The goal is to bring the system into a state, where each core always has a job to schedule. The jobs perform various tasks, such as memory allocation/free, disk I/O, computational tasks, memory copies, and other.
Once the loads have started up, rteval then starts the cyclictest measurement program. This program starts the SCHED_FIFO real-time thread on each online core and then measures real-time scheduling response time. Each measurement thread takes a timestamp, sleeps for an interval, then takes another timestamp after waking up. The latency measured is t1 - (t0 + i), which is the difference between the actual wakeup time t1, and the theoretical wakeup time of the first timestamp t0 plus the sleep interval i.
The details for the rteval run are written to the XML file along with the boot log for the system.
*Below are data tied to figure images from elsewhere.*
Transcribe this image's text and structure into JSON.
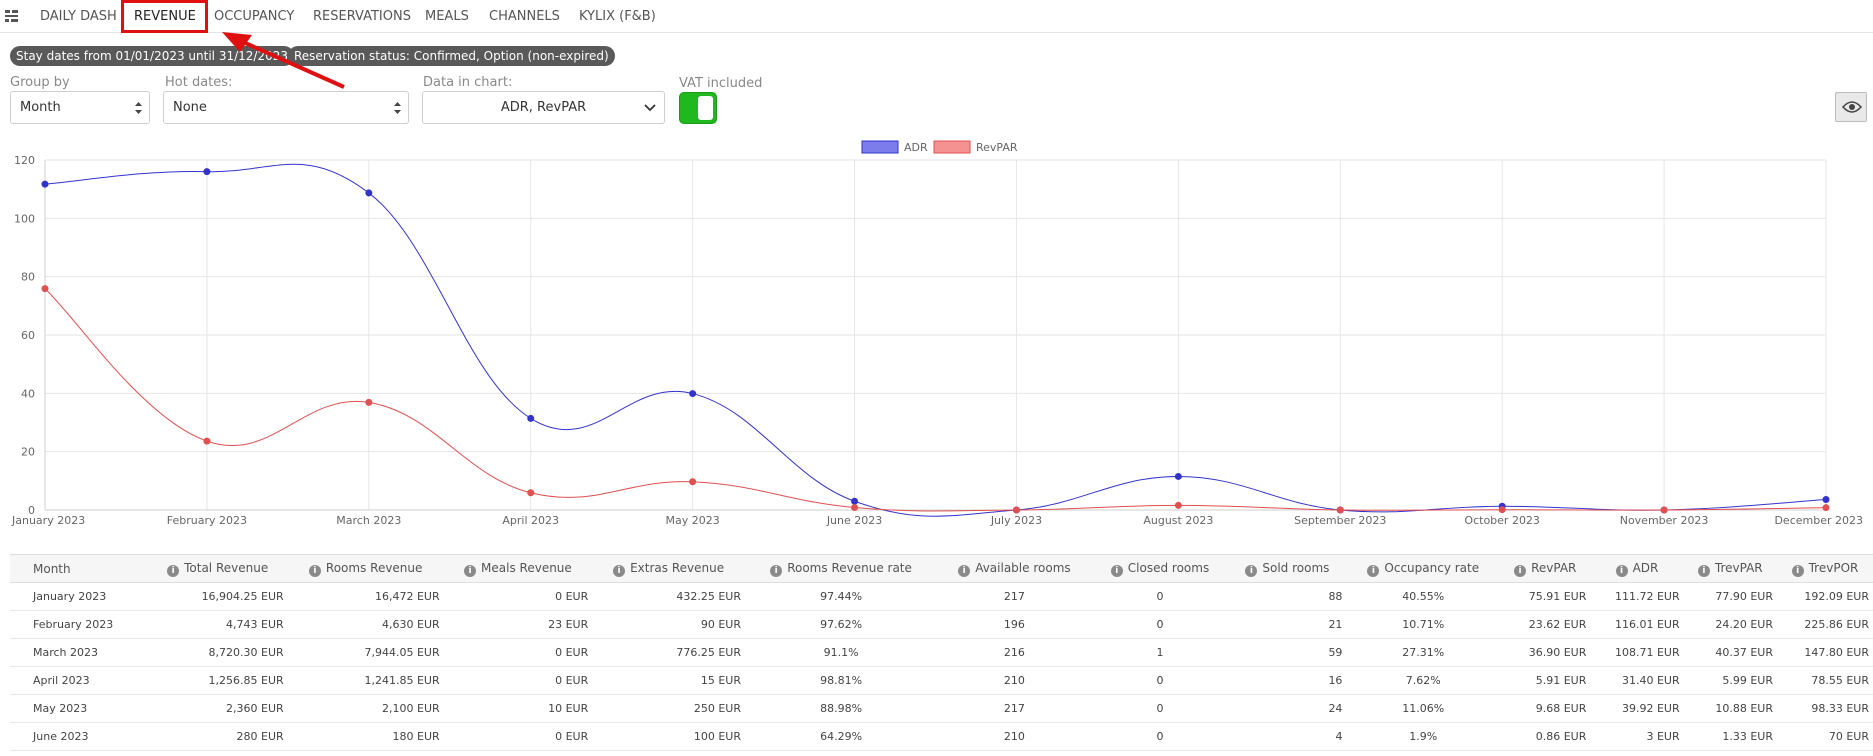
{
  "nav": {
    "tabs": [
      {
        "label": "DAILY DASH"
      },
      {
        "label": "REVENUE",
        "active": true
      },
      {
        "label": "OCCUPANCY"
      },
      {
        "label": "RESERVATIONS"
      },
      {
        "label": "MEALS"
      },
      {
        "label": "CHANNELS"
      },
      {
        "label": "KYLIX (F&B)"
      }
    ]
  },
  "filters": {
    "chips": [
      "Stay dates from 01/01/2023 until 31/12/2023",
      "Reservation status: Confirmed, Option (non-expired)"
    ]
  },
  "controls": {
    "group_by": {
      "label": "Group by",
      "value": "Month"
    },
    "hot_dates": {
      "label": "Hot dates:",
      "value": "None"
    },
    "data_in_chart": {
      "label": "Data in chart:",
      "value": "ADR, RevPAR"
    },
    "vat": {
      "label": "VAT included",
      "on": true
    }
  },
  "colors": {
    "adr": "#3333cc",
    "revpar": "#e05050",
    "highlight": "#e01010",
    "toggle": "#1fb81f"
  },
  "chart_data": {
    "type": "line",
    "x": [
      "January 2023",
      "February 2023",
      "March 2023",
      "April 2023",
      "May 2023",
      "June 2023",
      "July 2023",
      "August 2023",
      "September 2023",
      "October 2023",
      "November 2023",
      "December 2023"
    ],
    "series": [
      {
        "name": "ADR",
        "values": [
          111.72,
          116.01,
          108.71,
          31.4,
          39.92,
          3,
          0,
          11.5,
          0,
          1.3,
          0,
          3.6
        ]
      },
      {
        "name": "RevPAR",
        "values": [
          75.91,
          23.62,
          36.9,
          5.91,
          9.68,
          0.86,
          0,
          1.6,
          0,
          0.1,
          0,
          0.8
        ]
      }
    ],
    "y_ticks": [
      0,
      20,
      40,
      60,
      80,
      100,
      120
    ],
    "ylim": [
      0,
      120
    ],
    "grid": true,
    "legend": "top-center"
  },
  "table": {
    "columns": [
      {
        "label": "Month",
        "info": false,
        "align": "left"
      },
      {
        "label": "Total Revenue",
        "info": true,
        "align": "right"
      },
      {
        "label": "Rooms Revenue",
        "info": true,
        "align": "right"
      },
      {
        "label": "Meals Revenue",
        "info": true,
        "align": "right"
      },
      {
        "label": "Extras Revenue",
        "info": true,
        "align": "right"
      },
      {
        "label": "Rooms Revenue rate",
        "info": true,
        "align": "center"
      },
      {
        "label": "Available rooms",
        "info": true,
        "align": "center"
      },
      {
        "label": "Closed rooms",
        "info": true,
        "align": "center"
      },
      {
        "label": "Sold rooms",
        "info": true,
        "align": "right"
      },
      {
        "label": "Occupancy rate",
        "info": true,
        "align": "center"
      },
      {
        "label": "RevPAR",
        "info": true,
        "align": "right"
      },
      {
        "label": "ADR",
        "info": true,
        "align": "right"
      },
      {
        "label": "TrevPAR",
        "info": true,
        "align": "right"
      },
      {
        "label": "TrevPOR",
        "info": true,
        "align": "right"
      }
    ],
    "rows": [
      [
        "January 2023",
        "16,904.25 EUR",
        "16,472 EUR",
        "0 EUR",
        "432.25 EUR",
        "97.44%",
        "217",
        "0",
        "88",
        "40.55%",
        "75.91 EUR",
        "111.72 EUR",
        "77.90 EUR",
        "192.09 EUR"
      ],
      [
        "February 2023",
        "4,743 EUR",
        "4,630 EUR",
        "23 EUR",
        "90 EUR",
        "97.62%",
        "196",
        "0",
        "21",
        "10.71%",
        "23.62 EUR",
        "116.01 EUR",
        "24.20 EUR",
        "225.86 EUR"
      ],
      [
        "March 2023",
        "8,720.30 EUR",
        "7,944.05 EUR",
        "0 EUR",
        "776.25 EUR",
        "91.1%",
        "216",
        "1",
        "59",
        "27.31%",
        "36.90 EUR",
        "108.71 EUR",
        "40.37 EUR",
        "147.80 EUR"
      ],
      [
        "April 2023",
        "1,256.85 EUR",
        "1,241.85 EUR",
        "0 EUR",
        "15 EUR",
        "98.81%",
        "210",
        "0",
        "16",
        "7.62%",
        "5.91 EUR",
        "31.40 EUR",
        "5.99 EUR",
        "78.55 EUR"
      ],
      [
        "May 2023",
        "2,360 EUR",
        "2,100 EUR",
        "10 EUR",
        "250 EUR",
        "88.98%",
        "217",
        "0",
        "24",
        "11.06%",
        "9.68 EUR",
        "39.92 EUR",
        "10.88 EUR",
        "98.33 EUR"
      ],
      [
        "June 2023",
        "280 EUR",
        "180 EUR",
        "0 EUR",
        "100 EUR",
        "64.29%",
        "210",
        "0",
        "4",
        "1.9%",
        "0.86 EUR",
        "3 EUR",
        "1.33 EUR",
        "70 EUR"
      ]
    ]
  }
}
Then the rteval-<date>-N.tar.bz2 file is generated. N is a counter for the Nth run on <date>. A report, generated from the XML file, similar to the below, will be printed to the screen:
System:  
Statistics: 
	Samples:           1440463955
	Mean:              4.40624790712us
	Median:            0.0us
	Mode:              4us
	Range:             54us
	Min:               2us
	Max:               56us
	Mean Absolute Dev: 1.0776661507us
	Std.dev:           1.81821060672us

CPU core 0       Priority: 95
Statistics: 
	Samples:           36011847
	Mean:              5.46434910711us
	Median:            4us
	Mode:              4us
	Range:             38us
	Min:               2us
	Max:               40us
	Mean Absolute Dev: 2.13785341159us
	Std.dev:           3.50155558554us
The report above brings details on the hardware, length of the run, options used, and the timing results, both per-cpu and system-wide. You can regenerate the report by running the # rteval --summarize rteval-<date>-n.tar.bz2 command.